Attribution of patient reported outcomes to the effects of care providers

Lead Research Organisation: University of Manchester
Department Name: Medical and Human Sciences

Abstract

Until this year, the NHS has not collected information routinely on the health of patients receiving different types of treatments from different health care providers. Consequently, it has been limited in its ability to perform three important functions: (1) spot well-performing and poorly-performing hospitals and general practices; (2) identify where its resources are best spent; and (3) offer useful information to patients when they have a choice of where to go for treatment or of the types of treatment they could receive. The collection of information on health and well-being is being rapidly introduced for all patients across the country. This is likely to show substantial variations between providers and treatments. Variations like these may reflect differences in the effectiveness and quality of different providers.

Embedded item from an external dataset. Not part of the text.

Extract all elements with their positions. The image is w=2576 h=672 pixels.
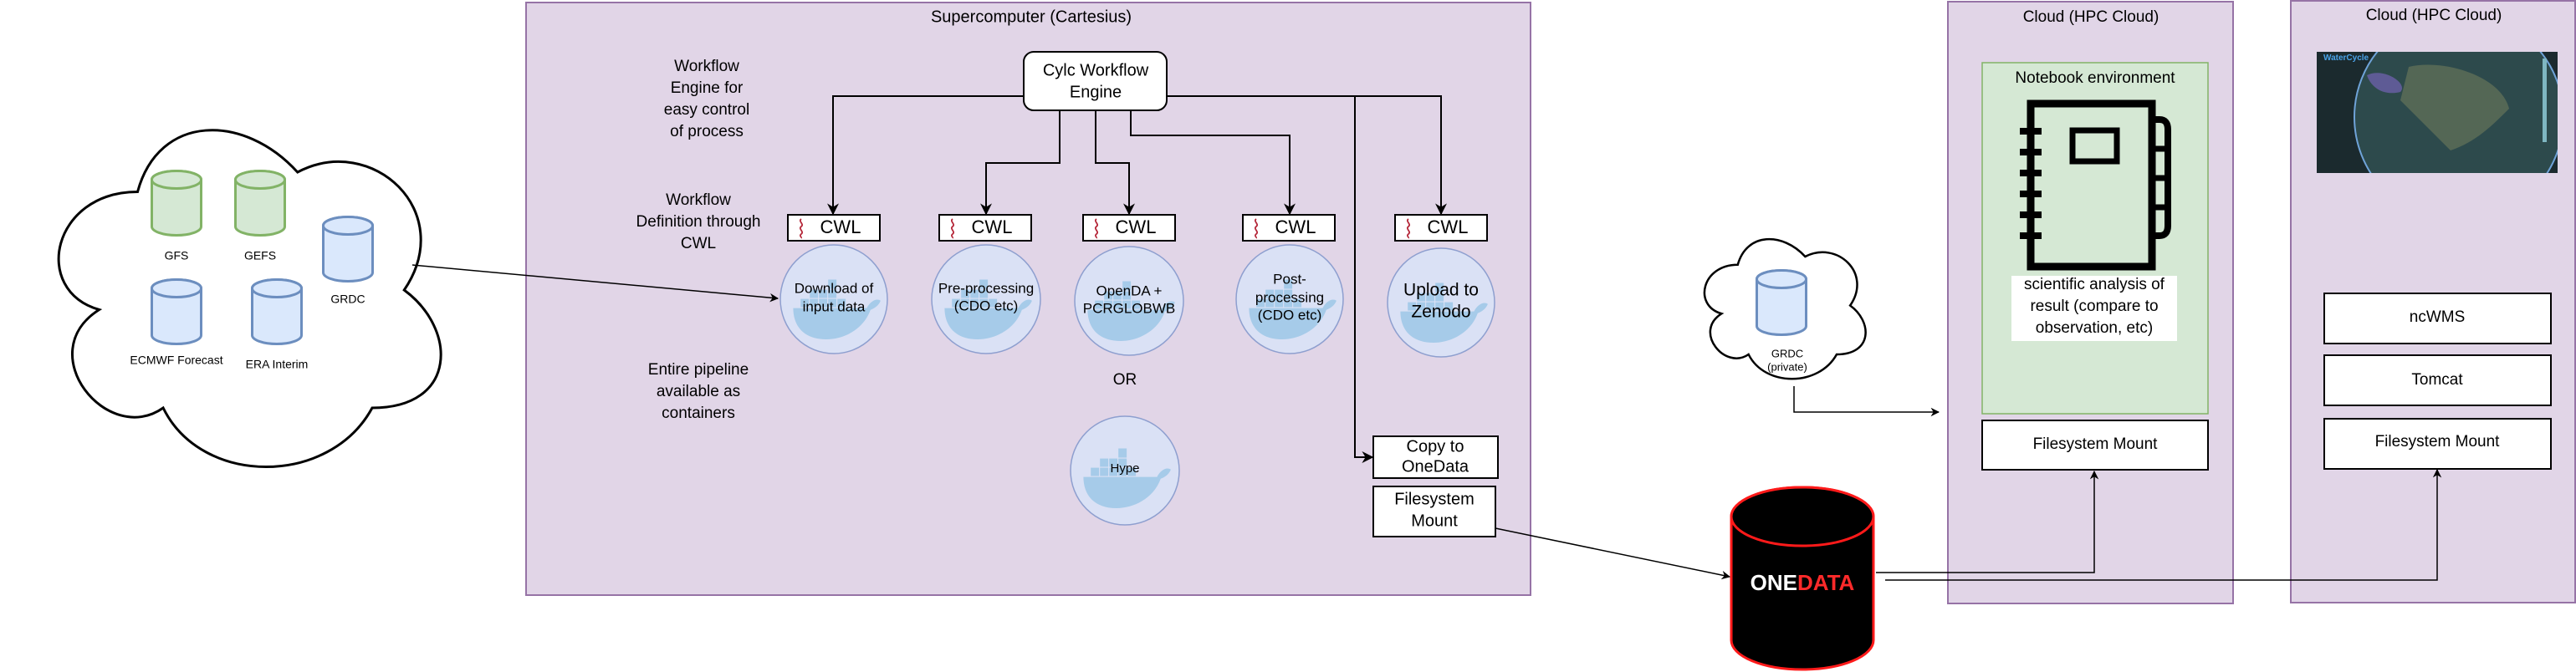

However, there is a substantial amount of variation in levels of health experienced by different individuals that has little or nothing to do with the care they have received. To compare providers and interventions on a ?like-for-like? basis, and be sure we are really seeing variations in effect, we need to examine how the outcomes for the same (or very similar) patients change when they receive treatment from different providers. This is complicated by the fact that patients with long-term health problems often receive treatment from many different providers. We propose to use methods that economists have recently developed to separate out the effects of care providers from the large variation we observe between individual patients. We will apply these to the data that the NHS is currently collecting on patient outcomes and five datasets that have been collected in other recent research projects. By comparing the results across these six datasets, we will be able to make recommendations on the amount of data that needs to be collected from patients and how variations between care providers should be interpreted. Our team involves individuals with expertise in different types of analysis and medicine. These include two senior NHS managers who have responsibility for promoting the effective use of resources. They will ensure we communicate our findings effectively to local and national decision-makers.

Technical Summary

Patient-reported outcomes are being collected routinely for four elective surgical procedures and will be extended to more patient groups and services over the next few years. Publication of their mean levels for care providers and interventions are intended to enable better patient and commissioner choice and increase allocative efficiency. These scores may be misleading if they do not accurately reflect the true effects of providers and interventions. A significant contribution to the variation in these scores will be heterogeneity between individual patients. Only a small proportion of this heterogeneity can be captured by measured patient characteristics. We have assembled a team containing health economic, econometric, statistical, clinical and health services research expertise and senior NHS roles. We propose to apply and develop techniques recently adopted by labour econometricians for estimating and separating effects attributable to employees and employers in matched datasets. These fixed-effect models allow flexibly for correlation between individual and group heterogeneity and we can use them to retrieve estimates of the extent to which there is selection or assortative matching of patients and providers. Thus, we can identify when variations in patient outcomes can be reliably attributed to provider and/or intervention ?effects?. We propose to apply these techniques to six datasets containing patient-reported outcomes. The datasets have widely-varying design properties, including different extents of longitudinal data on individuals, focuses on acute and long-term conditions, and numbers and types of providers. They are therefore a good representation of the types of outcomes datasets that will exist. We will compare the performance of the estimation techniques that can be applied to datasets with these design properties in terms of their theoretical appeal, the empirical distribution of provider effects that they produce and the results of applying placebo tests where pseudo-provider effects are implausible. Through effective presentation and dissemination, and the close involvement of two senior NHS economists, we will ensure that our results feed into national and local processes for analysing and interpreting this valuable new source of information on patient outcomes.